Barcelona star midfielder Andres Iniesta says he has watched his World Cup-winning goal “a thousand times” on television, but it never feels as good as it did on the pitch.
“I watch all my matches many times,” the 26-year-old Barcelona playmaker told the Spanish daily El Pais.
“It helps me to improve. Also, they repeat it a lot. So whether I like it or not, I have seen the goal a thousand times,” said Iniesta, favourite for the 2010 Golden Ball.
“But the sensation on the pitch is unrepeatable,” he added. “Watching it is not the same as scoring it.”
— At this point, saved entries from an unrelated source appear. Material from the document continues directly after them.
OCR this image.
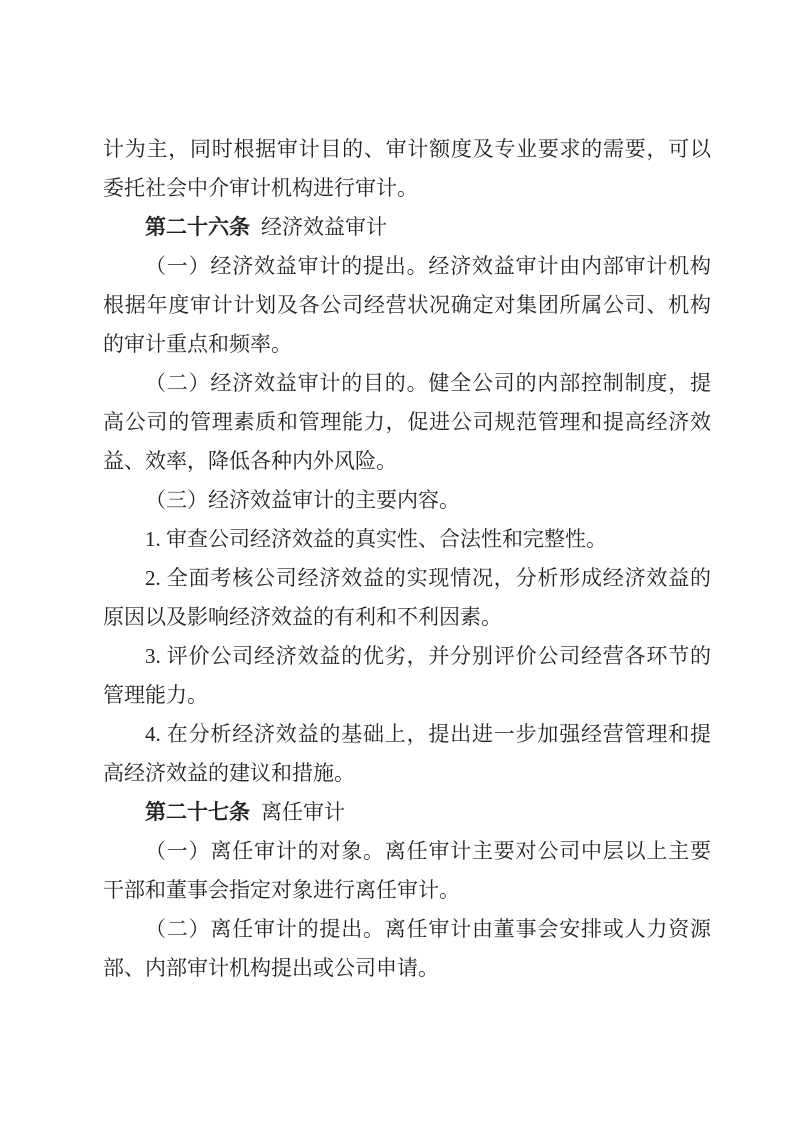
计为主，同时根据审计目的、审计额度及专业要求的需要，可以
委托社会中介审计机构进行审计。
第二十六条 经济效益审计
（一）经济效益审计的提出。经济效益审计由内部审计机构
根据年度审计计划及各公司经营状况确定对集团所属公司、机构
的审计重点和频率。
（二）经济效益审计的目的。健全公司的内部控制制度，提
高公司的管理素质和管理能力，促进公司规范管理和提高经济效
益、效率，降低各种内外风险。
（三）经济效益审计的主要内容。
1. 审查公司经济效益的真实性、合法性和完整性。
2. 全面考核公司经济效益的实现情况，分析形成经济效益的
原因以及影响经济效益的有利和不利因素。
3. 评价公司经济效益的优劣，并分别评价公司经营各环节的
管理能力。
4. 在分析经济效益的基础上，提出进一步加强经营管理和提
高经济效益的建议和措施。
第二十七条 离任审计
（一）离任审计的对象。离任审计主要对公司中层以上主要
干部和董事会指定对象进行离任审计。
（二）离任审计的提出。离任审计由董事会安排或人力资源
部、内部审计机构提出或公司申请。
Iniesta swept Spain to a thrilling 1-0 World Cup victory over the Netherlands on July 11 with an unstoppable strike past the goalkeeper from inside the box four minutes from the end of extra-time.
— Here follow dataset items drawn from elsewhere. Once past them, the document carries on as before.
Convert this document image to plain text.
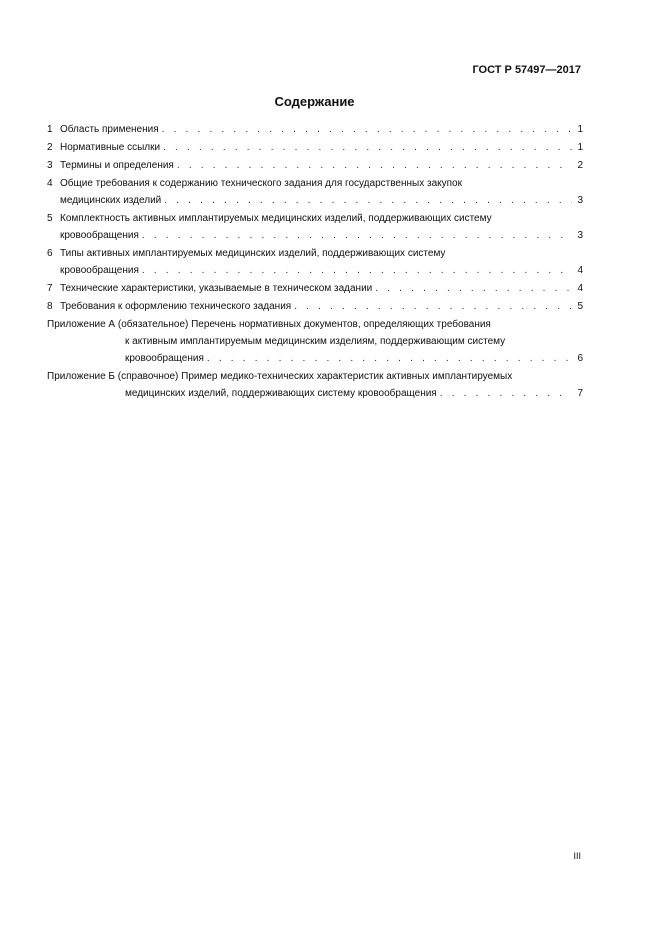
ГОСТ Р 57497—2017
Содержание
1 Область применения . . .	1
2 Нормативные ссылки . . .	1
3 Термины и определения . . .	2
4 Общие требования к содержанию технического задания для государственных закупок
медицинских изделий . . .	3
5 Комплектность активных имплантируемых медицинских изделий, поддерживающих систему
кровообращения . . .	3
6 Типы активных имплантируемых медицинских изделий, поддерживающих систему
кровообращения . . .	4
7 Технические характеристики, указываемые в техническом задании . . .	4
8 Требования к оформлению технического задания . . .	5
Приложение А (обязательное) Перечень нормативных документов, определяющих требования
к активным имплантируемым медицинским изделиям, поддерживающим систему
кровообращения . . .	6
Приложение Б (справочное) Пример медико-технических характеристик активных имплантируемых
медицинских изделий, поддерживающих систему кровообращения . . .	7
III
“There is a goal in that final which is personal, very much mine. What bothers me is that I don’t score that many goals and now none of the goals I score will be valued as much as that one.”
Iniesta said he knew the ball was going in the moment he struck it.
“I know the defence won’t get to it, that the goalkeeper won’t get to it… I just have to wait for it to fall, for it to obey Newton’s Law,” he added. “This time the apple was the ball and Newton’s head was my foot.”
It was the first World Cup win for Spain, the winners of the 2008 European Championships.
The television audience in Spain when Iniesta scored was 15.6 million people for a 85.9 percent audience share, making it the most watched television broadcast in Spanish history.